On Tue, Oct 12, 2021 at 2:17 PM Steffen Möller @.***> wrote:

Hello, Then samples in front of me have been sequenced on multiple lanes - single ended:

... SamplesHuman/12_1/Files/12-1_S8_L003_R1_001.fastq.gz SamplesHuman/12_3/Files/12-3_S10_L003_R1_001.fastq.gz SamplesHuman/12_3/Files/12-3_S10_L004_R1_001.fastq.gz SamplesHuman/12_3/Files/12-3_S10_L001_R1_001.fastq.gz SamplesHuman/12_3/Files/12-3_S10_L002_R1_001.fastq.gz SamplesHuman/21_2/Files/21-2_S16_L004_R1_001.fastq.gz SamplesHuman/21_2/Files/21-2_S16_L001_R1_001.fastq.gz SamplesHuman/21_2/Files/21-2_S16_L002_R1_001.fastq.gz SamplesHuman/21_2/Files/21-2_S16_L003_R1_001.fastq.gz SamplesHuman/22_1/Files/22-1_S1_L001_R1_001.fastq.gz SamplesHuman/22_1/Files/22-1_S1_L002_R1_001.fastq.gz SamplesHuman/22_1/Files/22-1_S1_L003_R1_001.fastq.gz SamplesHuman/22_1/Files/22-1_S1_L004_R1_001.fastq.gz ...

This is, except if there are alternative suggestions from your side. Or should these be treated as technical replicates? The RNA is poly-A enriched and every file has about 18M reads. I am tempted to just zcat these lanes sample-wise into single fastq. Or should I do both and then compare?

Many thanks!

— You are receiving this because you are subscribed to this thread. Reply to this email directly, view it on GitHub https://github.com/BIMSBbioinfo/pigx_rnaseq/issues/105, or unsubscribe https://github.com/notifications/unsubscribe-auth/AAE32EMPZQIDVWT4YJHAY5LUGQRM5ANCNFSM5F2N2LNA . Triage notifications on the go with GitHub Mobile for iOS https://apps.apple.com/app/apple-store/id1477376905?ct=notification-email&mt=8&pt=524675 or Android https://play.google.com/store/apps/details?id=com.github.android&referrer=utm_campaign%3Dnotification-email%26utm_medium%3Demail%26utm_source%3Dgithub.

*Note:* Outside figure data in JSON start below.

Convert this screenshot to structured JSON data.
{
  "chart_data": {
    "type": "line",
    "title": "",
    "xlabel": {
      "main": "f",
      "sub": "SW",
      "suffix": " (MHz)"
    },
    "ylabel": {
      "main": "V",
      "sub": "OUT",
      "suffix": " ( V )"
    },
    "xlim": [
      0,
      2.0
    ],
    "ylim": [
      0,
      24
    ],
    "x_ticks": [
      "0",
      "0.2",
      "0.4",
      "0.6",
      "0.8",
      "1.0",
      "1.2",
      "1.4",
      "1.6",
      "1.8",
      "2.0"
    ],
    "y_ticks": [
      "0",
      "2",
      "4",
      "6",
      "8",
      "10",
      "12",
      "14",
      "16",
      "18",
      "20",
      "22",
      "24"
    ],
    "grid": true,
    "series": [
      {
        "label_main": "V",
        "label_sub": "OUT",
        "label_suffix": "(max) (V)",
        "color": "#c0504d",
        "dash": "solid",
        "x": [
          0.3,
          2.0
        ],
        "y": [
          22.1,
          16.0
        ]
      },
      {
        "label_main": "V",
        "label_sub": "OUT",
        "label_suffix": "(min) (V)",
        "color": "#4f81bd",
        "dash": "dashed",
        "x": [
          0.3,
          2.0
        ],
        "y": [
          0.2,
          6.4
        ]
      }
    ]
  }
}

smoe commented 2 years ago

i would treat them as technical replicates and do one round of the pipeline, if they end up being very close to each other in PCA or clustering I would concatenate them.

I'll do that, The meta-question is if this situation is sufficiently common to prepare pigx-rnaseq for that.

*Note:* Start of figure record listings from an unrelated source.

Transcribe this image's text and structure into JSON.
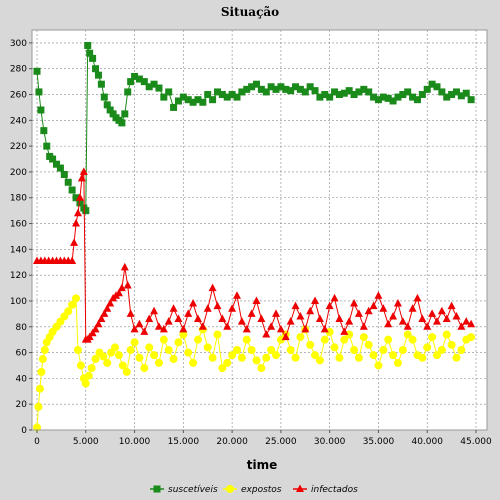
{
  "chart_data": {
    "type": "scatter",
    "title": "Situação",
    "xlabel": "time",
    "ylabel": "",
    "xlim": [
      0,
      45000
    ],
    "ylim": [
      0,
      310
    ],
    "x_ticks": [
      0,
      5000,
      10000,
      15000,
      20000,
      25000,
      30000,
      35000,
      40000,
      45000
    ],
    "x_tick_labels": [
      "0",
      "5.000",
      "10.000",
      "15.000",
      "20.000",
      "25.000",
      "30.000",
      "35.000",
      "40.000",
      "45.000"
    ],
    "y_ticks": [
      0,
      20,
      40,
      60,
      80,
      100,
      120,
      140,
      160,
      180,
      200,
      220,
      240,
      260,
      280,
      300
    ],
    "y_tick_labels": [
      "0",
      "20",
      "40",
      "60",
      "80",
      "100",
      "120",
      "140",
      "160",
      "180",
      "200",
      "220",
      "240",
      "260",
      "280",
      "300"
    ],
    "grid": true,
    "legend_position": "bottom",
    "series": [
      {
        "name": "suscetíveis",
        "color": "#1a8a1a",
        "marker": "square",
        "x": [
          0,
          200,
          400,
          700,
          1000,
          1300,
          1600,
          2000,
          2400,
          2800,
          3200,
          3600,
          4000,
          4400,
          4800,
          5000,
          5200,
          5400,
          5700,
          6000,
          6300,
          6600,
          6900,
          7200,
          7500,
          7800,
          8100,
          8400,
          8700,
          9000,
          9300,
          9600,
          10000,
          10500,
          11000,
          11500,
          12000,
          12500,
          13000,
          13500,
          14000,
          14500,
          15000,
          15500,
          16000,
          16500,
          17000,
          17500,
          18000,
          18500,
          19000,
          19500,
          20000,
          20500,
          21000,
          21500,
          22000,
          22500,
          23000,
          23500,
          24000,
          24500,
          25000,
          25500,
          26000,
          26500,
          27000,
          27500,
          28000,
          28500,
          29000,
          29500,
          30000,
          30500,
          31000,
          31500,
          32000,
          32500,
          33000,
          33500,
          34000,
          34500,
          35000,
          35500,
          36000,
          36500,
          37000,
          37500,
          38000,
          38500,
          39000,
          39500,
          40000,
          40500,
          41000,
          41500,
          42000,
          42500,
          43000,
          43500,
          44000,
          44500
        ],
        "y": [
          278,
          262,
          248,
          232,
          220,
          212,
          210,
          206,
          203,
          198,
          192,
          186,
          180,
          176,
          172,
          170,
          298,
          292,
          288,
          280,
          275,
          268,
          258,
          252,
          248,
          245,
          242,
          240,
          238,
          245,
          262,
          270,
          274,
          272,
          270,
          266,
          268,
          265,
          258,
          262,
          250,
          255,
          258,
          256,
          254,
          256,
          254,
          260,
          256,
          262,
          260,
          258,
          260,
          258,
          262,
          264,
          266,
          268,
          264,
          262,
          266,
          264,
          266,
          264,
          263,
          266,
          264,
          262,
          266,
          263,
          258,
          260,
          258,
          262,
          260,
          261,
          263,
          260,
          262,
          264,
          262,
          258,
          256,
          258,
          257,
          255,
          258,
          260,
          262,
          258,
          256,
          260,
          264,
          268,
          266,
          262,
          258,
          260,
          262,
          259,
          261,
          256
        ]
      },
      {
        "name": "expostos",
        "color": "#ffff00",
        "marker": "circle",
        "x": [
          0,
          150,
          300,
          450,
          600,
          800,
          1000,
          1300,
          1600,
          2000,
          2400,
          2800,
          3200,
          3600,
          4000,
          4200,
          4500,
          4800,
          5000,
          5300,
          5600,
          6000,
          6400,
          6800,
          7200,
          7600,
          8000,
          8400,
          8800,
          9200,
          9600,
          10000,
          10500,
          11000,
          11500,
          12000,
          12500,
          13000,
          13500,
          14000,
          14500,
          15000,
          15500,
          16000,
          16500,
          17000,
          17500,
          18000,
          18500,
          19000,
          19500,
          20000,
          20500,
          21000,
          21500,
          22000,
          22500,
          23000,
          23500,
          24000,
          24500,
          25000,
          25500,
          26000,
          26500,
          27000,
          27500,
          28000,
          28500,
          29000,
          29500,
          30000,
          30500,
          31000,
          31500,
          32000,
          32500,
          33000,
          33500,
          34000,
          34500,
          35000,
          35500,
          36000,
          36500,
          37000,
          37500,
          38000,
          38500,
          39000,
          39500,
          40000,
          40500,
          41000,
          41500,
          42000,
          42500,
          43000,
          43500,
          44000,
          44500
        ],
        "y": [
          2,
          18,
          32,
          45,
          55,
          62,
          68,
          72,
          76,
          80,
          84,
          88,
          92,
          97,
          102,
          62,
          50,
          40,
          36,
          42,
          48,
          55,
          60,
          57,
          52,
          60,
          64,
          58,
          50,
          45,
          62,
          68,
          56,
          48,
          64,
          58,
          52,
          70,
          62,
          55,
          68,
          74,
          60,
          52,
          70,
          78,
          64,
          56,
          74,
          48,
          52,
          58,
          62,
          56,
          70,
          62,
          54,
          48,
          56,
          62,
          58,
          70,
          74,
          62,
          56,
          72,
          78,
          66,
          58,
          54,
          70,
          76,
          64,
          56,
          70,
          74,
          62,
          56,
          72,
          66,
          58,
          50,
          62,
          70,
          58,
          52,
          62,
          74,
          70,
          58,
          56,
          64,
          72,
          58,
          62,
          74,
          66,
          56,
          62,
          70,
          72
        ]
      },
      {
        "name": "infectados",
        "color": "#ee0000",
        "marker": "triangle",
        "x": [
          0,
          400,
          800,
          1200,
          1600,
          2000,
          2400,
          2800,
          3200,
          3600,
          3800,
          4000,
          4200,
          4400,
          4600,
          4800,
          5000,
          5200,
          5400,
          5700,
          6000,
          6300,
          6600,
          6900,
          7200,
          7500,
          7800,
          8100,
          8400,
          8700,
          9000,
          9300,
          9600,
          10000,
          10500,
          11000,
          11500,
          12000,
          12500,
          13000,
          13500,
          14000,
          14500,
          15000,
          15500,
          16000,
          16500,
          17000,
          17500,
          18000,
          18500,
          19000,
          19500,
          20000,
          20500,
          21000,
          21500,
          22000,
          22500,
          23000,
          23500,
          24000,
          24500,
          25000,
          25500,
          26000,
          26500,
          27000,
          27500,
          28000,
          28500,
          29000,
          29500,
          30000,
          30500,
          31000,
          31500,
          32000,
          32500,
          33000,
          33500,
          34000,
          34500,
          35000,
          35500,
          36000,
          36500,
          37000,
          37500,
          38000,
          38500,
          39000,
          39500,
          40000,
          40500,
          41000,
          41500,
          42000,
          42500,
          43000,
          43500,
          44000,
          44500
        ],
        "y": [
          131,
          131,
          131,
          131,
          131,
          131,
          131,
          131,
          131,
          131,
          145,
          160,
          168,
          180,
          195,
          200,
          70,
          70,
          72,
          75,
          78,
          82,
          86,
          90,
          94,
          98,
          102,
          104,
          106,
          110,
          126,
          112,
          90,
          78,
          82,
          76,
          86,
          92,
          80,
          78,
          84,
          94,
          86,
          78,
          90,
          98,
          86,
          80,
          94,
          110,
          96,
          86,
          80,
          94,
          104,
          84,
          78,
          90,
          100,
          86,
          74,
          80,
          90,
          78,
          72,
          84,
          96,
          88,
          78,
          92,
          100,
          86,
          78,
          96,
          102,
          86,
          76,
          84,
          98,
          90,
          80,
          92,
          96,
          104,
          94,
          82,
          88,
          98,
          84,
          80,
          94,
          102,
          86,
          80,
          90,
          84,
          92,
          86,
          96,
          88,
          80,
          84,
          82
        ]
      }
    ]
  }
}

Otherwise, there might be lane-specific effects you might need to consider as covariates.

Typically, the RNA and its library prep should be the same (physically identical) for each lane. But yes, there can be lane effects. But these effects are all independent from each other, thus that lane 1 from sample 1 is completely independent from lane 1 of sample 2. It is hence not a regular covariate.

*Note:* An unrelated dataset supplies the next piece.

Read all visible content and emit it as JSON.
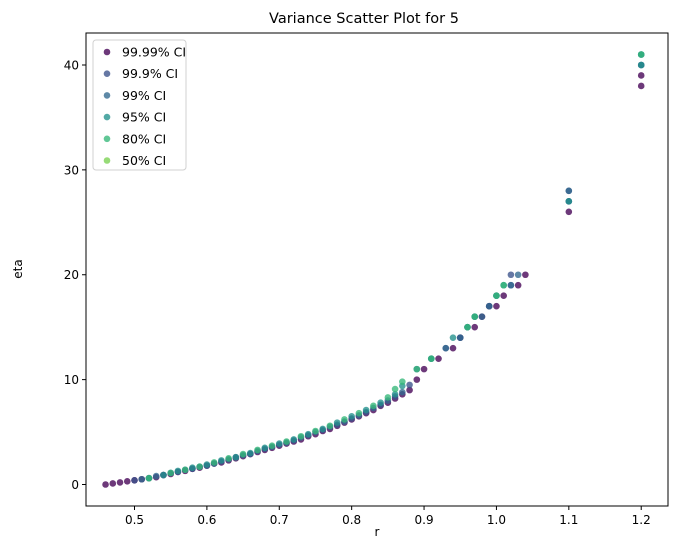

My hunch is that something could be learned like a "abundance-gene-length-dependent" standard deviation for gene counts. That we could also get from subsampling(?) after concatenation but that would then not be aware of the lane effect.

borauyar commented 2 years ago

In my experience, technical replicates are much rarer than it used to be. I would think most users won't have them, and if they do, it would be usually okay to merge technical replicates into single files I think.